On the ice, the difference was almost imperceptible. Controlling the game throughout, the Red got all the offense it would need in the opening period. Sophomore forward Matt Moulson got the scoring going with perfect positioning 13 minutes into the game. Standing at the left circle, Moulson received a cross-ice pass from junior defenseman Charlie Cook and fired it past Vermont goaltender Matt Hanson. Junior Mike Knoepfli also assisted on the play.

Cornell added to the lead at 16:24 of the period, when freshman forward Byron Bitz stole the puck from Vermont in transition, brought it back into the offensive zone and found senior captain Ryan Vesce on the left side. From almost the exact spot that Moulson scored his goal three minutes earlier, Vesce went top shelf over Hanson’s left shoulder.

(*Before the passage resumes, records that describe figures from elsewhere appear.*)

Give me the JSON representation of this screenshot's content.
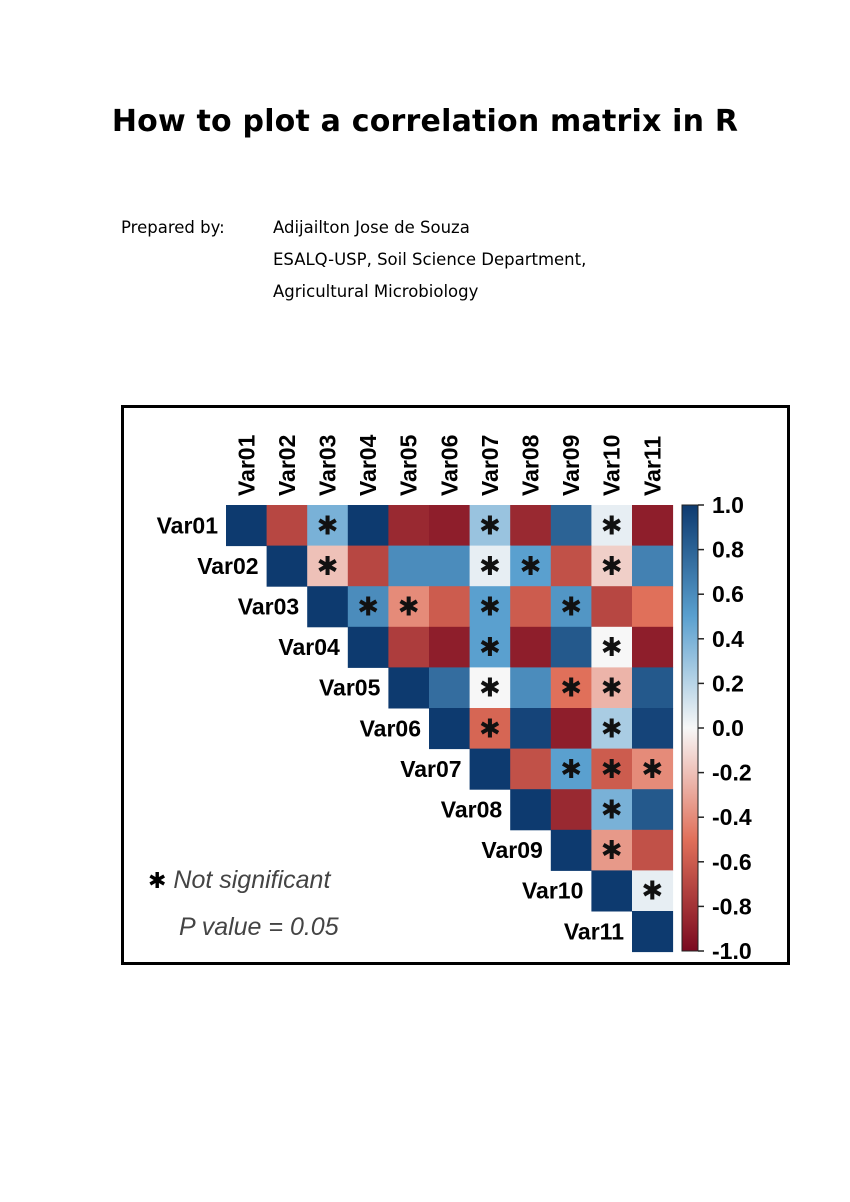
{
  "document": {
    "title": "How to plot a correlation matrix in R",
    "prepared_by_label": "Prepared by:",
    "author_lines": [
      "Adijailton Jose de Souza",
      "ESALQ-USP, Soil Science Department,",
      "Agricultural Microbiology"
    ]
  },
  "chart_data": {
    "type": "heatmap",
    "variables": [
      "Var01",
      "Var02",
      "Var03",
      "Var04",
      "Var05",
      "Var06",
      "Var07",
      "Var08",
      "Var09",
      "Var10",
      "Var11"
    ],
    "layout": "upper-triangle",
    "values": [
      [
        1.0,
        -0.7,
        0.4,
        1.0,
        -0.85,
        -0.9,
        0.3,
        -0.85,
        0.8,
        0.05,
        -0.9
      ],
      [
        null,
        1.0,
        -0.2,
        -0.7,
        0.6,
        0.6,
        0.05,
        0.5,
        -0.65,
        -0.15,
        0.65
      ],
      [
        null,
        null,
        1.0,
        0.6,
        -0.4,
        -0.6,
        0.5,
        -0.6,
        0.55,
        -0.7,
        -0.5
      ],
      [
        null,
        null,
        null,
        1.0,
        -0.75,
        -0.9,
        0.5,
        -0.9,
        0.85,
        0.0,
        -0.9
      ],
      [
        null,
        null,
        null,
        null,
        1.0,
        0.75,
        0.0,
        0.6,
        -0.5,
        -0.25,
        0.85
      ],
      [
        null,
        null,
        null,
        null,
        null,
        1.0,
        -0.55,
        0.95,
        -0.9,
        0.25,
        0.95
      ],
      [
        null,
        null,
        null,
        null,
        null,
        null,
        1.0,
        -0.65,
        0.5,
        -0.6,
        -0.4
      ],
      [
        null,
        null,
        null,
        null,
        null,
        null,
        null,
        1.0,
        -0.85,
        0.4,
        0.85
      ],
      [
        null,
        null,
        null,
        null,
        null,
        null,
        null,
        null,
        1.0,
        -0.35,
        -0.65
      ],
      [
        null,
        null,
        null,
        null,
        null,
        null,
        null,
        null,
        null,
        1.0,
        0.05
      ],
      [
        null,
        null,
        null,
        null,
        null,
        null,
        null,
        null,
        null,
        null,
        1.0
      ]
    ],
    "not_significant": [
      [
        0,
        2
      ],
      [
        0,
        6
      ],
      [
        0,
        9
      ],
      [
        1,
        2
      ],
      [
        1,
        6
      ],
      [
        1,
        7
      ],
      [
        1,
        9
      ],
      [
        2,
        3
      ],
      [
        2,
        4
      ],
      [
        2,
        6
      ],
      [
        2,
        8
      ],
      [
        3,
        6
      ],
      [
        3,
        9
      ],
      [
        4,
        6
      ],
      [
        4,
        8
      ],
      [
        4,
        9
      ],
      [
        5,
        6
      ],
      [
        5,
        9
      ],
      [
        6,
        8
      ],
      [
        6,
        9
      ],
      [
        6,
        10
      ],
      [
        7,
        9
      ],
      [
        8,
        9
      ],
      [
        9,
        10
      ]
    ],
    "colorbar": {
      "range": [
        -1.0,
        1.0
      ],
      "ticks": [
        "1.0",
        "0.8",
        "0.6",
        "0.4",
        "0.2",
        "0.0",
        "-0.2",
        "-0.4",
        "-0.6",
        "-0.8",
        "-1.0"
      ],
      "colors": {
        "negative": "#7a0a1f",
        "mid_neg": "#e0705a",
        "zero": "#f7f7f7",
        "mid_pos": "#5aa0cf",
        "positive": "#0d3a6f"
      }
    },
    "legend": {
      "symbol": "✱",
      "line1": "Not significant",
      "line2": "P value = 0.05"
    }
  }
}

“I’ve been struggling to get some goals as of late, it was a nice feed from Bitzy. It was great,” said Vesce.

Early in the third period, the Red had an opportunity to extend its lead on one of hockey’s most exciting plays. At 12:10 in the period, Cook took the puck at center ice after leaving the penalty box and went on a breakaway towards the Vermont net. Before he was able to get a shot off, though, he was tripped from behind by the Catamounts’ Jaime Sifers and sent barreling into the goal.

Cook was awarded a penalty shot on the play, bringing a frenzied Lynah crowd to its feet. The junior skated in, faked left, then tried to elevate the puck over Hanson’s stick, but the Vermont goalie was able to bat it away from his prone position.

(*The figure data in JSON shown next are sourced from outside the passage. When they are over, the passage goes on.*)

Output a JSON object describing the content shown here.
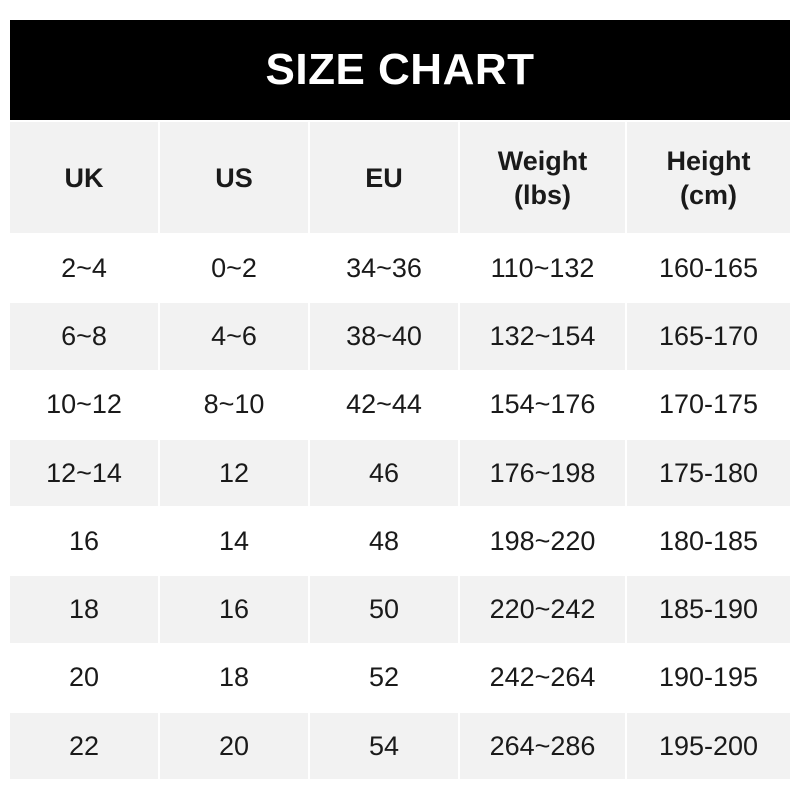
{
  "title": "SIZE CHART",
  "headers": [
    "UK",
    "US",
    "EU",
    "Weight\n(lbs)",
    "Height\n(cm)"
  ],
  "rows": [
    [
      "2~4",
      "0~2",
      "34~36",
      "110~132",
      "160-165"
    ],
    [
      "6~8",
      "4~6",
      "38~40",
      "132~154",
      "165-170"
    ],
    [
      "10~12",
      "8~10",
      "42~44",
      "154~176",
      "170-175"
    ],
    [
      "12~14",
      "12",
      "46",
      "176~198",
      "175-180"
    ],
    [
      "16",
      "14",
      "48",
      "198~220",
      "180-185"
    ],
    [
      "18",
      "16",
      "50",
      "220~242",
      "185-190"
    ],
    [
      "20",
      "18",
      "52",
      "242~264",
      "190-195"
    ],
    [
      "22",
      "20",
      "54",
      "264~286",
      "195-200"
    ]
  ],
  "colors": {
    "title_bg": "#000000",
    "title_text": "#ffffff",
    "stripe": "#f2f2f2"
  }
}
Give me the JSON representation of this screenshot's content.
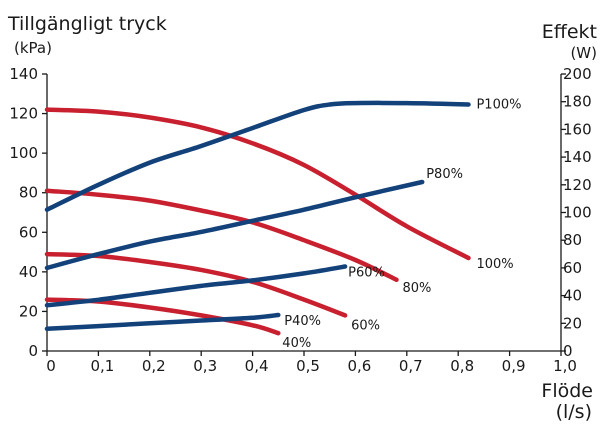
{
  "chart_data": {
    "type": "line",
    "title_left": "Tillgängligt tryck",
    "unit_left": "(kPa)",
    "title_right": "Effekt",
    "unit_right": "(W)",
    "xlabel": "Flöde",
    "xunit": "(l/s)",
    "xlim": [
      0,
      1.0
    ],
    "ylim_left": [
      0,
      140
    ],
    "ylim_right": [
      0,
      200
    ],
    "x_ticks": [
      "0",
      "0,1",
      "0,2",
      "0,3",
      "0,4",
      "0,5",
      "0,6",
      "0,7",
      "0,8",
      "0,9",
      "1,0"
    ],
    "y_left_ticks": [
      "0",
      "20",
      "40",
      "60",
      "80",
      "100",
      "120",
      "140"
    ],
    "y_right_ticks": [
      "0",
      "20",
      "40",
      "60",
      "80",
      "100",
      "120",
      "140",
      "160",
      "180",
      "200"
    ],
    "grid": false,
    "series": [
      {
        "name": "100%",
        "axis": "left",
        "color": "#c8202f",
        "x": [
          0,
          0.1,
          0.2,
          0.3,
          0.4,
          0.5,
          0.6,
          0.7,
          0.82
        ],
        "y": [
          122,
          121,
          118,
          113,
          105,
          94,
          79,
          63,
          47
        ]
      },
      {
        "name": "80%",
        "axis": "left",
        "color": "#c8202f",
        "x": [
          0,
          0.1,
          0.2,
          0.3,
          0.4,
          0.5,
          0.6,
          0.68
        ],
        "y": [
          81,
          79,
          76,
          71,
          65,
          56,
          46,
          36
        ]
      },
      {
        "name": "60%",
        "axis": "left",
        "color": "#c8202f",
        "x": [
          0,
          0.1,
          0.2,
          0.3,
          0.4,
          0.5,
          0.58
        ],
        "y": [
          49,
          48,
          45,
          41,
          35,
          26,
          18
        ]
      },
      {
        "name": "40%",
        "axis": "left",
        "color": "#c8202f",
        "x": [
          0,
          0.1,
          0.2,
          0.3,
          0.4,
          0.45
        ],
        "y": [
          26,
          25,
          22,
          18,
          13,
          9
        ]
      },
      {
        "name": "P100%",
        "axis": "right",
        "color": "#13417a",
        "x": [
          0,
          0.1,
          0.2,
          0.3,
          0.4,
          0.5,
          0.55,
          0.6,
          0.7,
          0.82
        ],
        "y": [
          102,
          120,
          136,
          148,
          161,
          174,
          178,
          179,
          179,
          178
        ]
      },
      {
        "name": "P80%",
        "axis": "right",
        "color": "#13417a",
        "x": [
          0,
          0.1,
          0.2,
          0.3,
          0.4,
          0.5,
          0.6,
          0.73
        ],
        "y": [
          60,
          70,
          79,
          86,
          94,
          102,
          111,
          122
        ]
      },
      {
        "name": "P60%",
        "axis": "right",
        "color": "#13417a",
        "x": [
          0,
          0.1,
          0.2,
          0.3,
          0.4,
          0.5,
          0.58
        ],
        "y": [
          33,
          37,
          42,
          47,
          51,
          56,
          61
        ]
      },
      {
        "name": "P40%",
        "axis": "right",
        "color": "#13417a",
        "x": [
          0,
          0.1,
          0.2,
          0.3,
          0.4,
          0.45
        ],
        "y": [
          16,
          18,
          20,
          22,
          24,
          26
        ]
      }
    ]
  }
}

“He had him beat. We have Showdown every Thursday and Charlie scores a lot on that move,” said Garrow. “He had the goalie beat, he raised it, which we try to teach him to do — to get it upstairs, and the kid reached back with the paddle of the stick and knocked it down.”

“I don’t know how the shot didn’t go in,” Cook remarked. “I guess I’d rather have him bat it out of the air than on the ice.”

Freshman goalie David McKee recorded his fourth career shutout, making 17 saves on the evening. Much of his success was attributable to a strong team effort on defense, a return to the team’s customary style of play.

“We haven’t scored a lot of goals lately, so it was nice to get that early two-goal lead and play the way we wanted to play,” said Garrow. “And we had talked about that, whether we got the goals or not there was a certain kind of play that we wanted to get back to that had been identified as Cornell hockey.”